I have almost finished Henry Jenkins' Convergence Culture and his chapter on transmedia storytelling particularly captured my attention. Jenkins used the Matrix franchise of films, video games, and animated shorts as an example of a transmedia narrative. The story told in the movies represented only one perspective or aspect of the Matrix narrative (or narratives) that were created across a series of platforms by a whole group of authors. Closely related to the phenomenon of fan-fiction, such transmedia narratives often included fan generated components that slowly blurred the line between interactive and participatory relationships across a whole range of generally web-based media.
Most of us would admit to being storytellers, of some description, in the classroom. The best courses that I have taught draw the students into the story-telling experience to the point where they come increasingly to contribute to the narrative (or narratives) that I weave in the course. The most common format, in my classes, for student contributions to course narratives is in-class discussion, but I have also experimented with online threaded discussions and, this semester at least, wikis. I've come to realize that both discussion posts and wikis provide a very simple form of participatory experience in the educational narration process and represent one intersection between media and educational theory and practice.
My archaeological project, the Pyla-Koutsopetria Archaeological Project, has attempted to take transmedia narration a step farther with blogs, podcasts, and video. We encouraged the participants on the project to develop their own narratives of the archaeological experience and hoped that the blogs and other interfaces enabled us to juxtapose and interweave these perspectives.
One goal of mine over the last few years is to work toward reimagining the classroom experience. Transmedia Teaching with its participatory aspects is an appealing approach to courses like my History 101. History 101 is a large class (80+ students) that meets one day a week at night for two and half hours. The class always attracts a large percentage of freshmen. It is very easy for students to forget about a 100 level course that meets one day a week. Plus, the lecture bowl environment with theater style seating and two and half hour format is hardly conducive to creating a vibrant, interactive, classroom environment. What it is really best suited for is the traditional lecture format, delivered at a leisurely pace with time for questions and some Socratic interludes. I have worked over the last few years to move more interactive components of the class to an online environment. Course discussions, for example, appear online. Students work together in a range of "knowledge communities" to create authoritative sets of class notes from the lectures. Of course, none of this captures the most adventurous imaginings of the transmedia experience in that it does not incorporate podcasts, twitter feeds, or video.
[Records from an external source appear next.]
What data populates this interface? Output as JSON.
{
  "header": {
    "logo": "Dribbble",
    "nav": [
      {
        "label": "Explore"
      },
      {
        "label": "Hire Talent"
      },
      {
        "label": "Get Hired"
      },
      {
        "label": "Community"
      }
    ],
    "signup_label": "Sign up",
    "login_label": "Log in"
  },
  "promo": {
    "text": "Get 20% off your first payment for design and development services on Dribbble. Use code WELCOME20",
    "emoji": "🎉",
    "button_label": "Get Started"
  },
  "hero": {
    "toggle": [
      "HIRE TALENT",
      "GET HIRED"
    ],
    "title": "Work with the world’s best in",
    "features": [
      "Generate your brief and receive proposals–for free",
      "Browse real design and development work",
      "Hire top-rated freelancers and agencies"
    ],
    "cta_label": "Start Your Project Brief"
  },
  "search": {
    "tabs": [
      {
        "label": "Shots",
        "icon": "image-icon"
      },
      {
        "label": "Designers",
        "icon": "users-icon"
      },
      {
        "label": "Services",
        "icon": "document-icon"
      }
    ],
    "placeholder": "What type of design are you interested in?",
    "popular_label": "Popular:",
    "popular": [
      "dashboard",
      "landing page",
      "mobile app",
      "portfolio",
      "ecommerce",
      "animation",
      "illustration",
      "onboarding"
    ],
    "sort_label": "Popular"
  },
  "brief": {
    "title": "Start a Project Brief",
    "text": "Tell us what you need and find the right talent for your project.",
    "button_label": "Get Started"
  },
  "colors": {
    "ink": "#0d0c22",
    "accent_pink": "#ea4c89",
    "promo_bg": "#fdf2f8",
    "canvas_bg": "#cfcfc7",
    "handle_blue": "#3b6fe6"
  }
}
User generated content is limited to text and in most cases (with the exception of the wiki) this text is individually authored and relatively static.
The greatest hurdle to achieving a genuinely transmedia environment in a course (aside from the much broader issue of student engagement with the class and material!) is getting students to be comfortable with the tools of the New Media. Since the start of class on Tuesday, I've had almost a dozen emails from students who simply cannot figure out how to post on a discussion board (UND uses Blackboard, which while somewhat less than intuitive is hardly cryptic in its interface). Many of my students did not quite understand what a wiki is; so it is possible that the interface itself will discourage some students from engaging their colleagues in the class fully. Baby steps on the part of both the students and the teacher.
Much of my conceptual experimenting this semester is in preparation for a possible course in Digital History next semester. For that class, my hope is to create a course that not only introduces some of the "tools" of the Digital Historian, but also challenges the students to understand the relationship between the tools, their historical imagination, and the discipline of history and thus to move away from a simplistic, instrumental approach to technology. My current vision for the class involve the course "meeting" across a whole range of media from simple threaded discussions to dynamic immersive environments like Second Life. By building digital media in numerous forms into the class we will be encouraged to experience and articulate from a first hand perspective the implications of a deeper, transmedia, engagement with the past.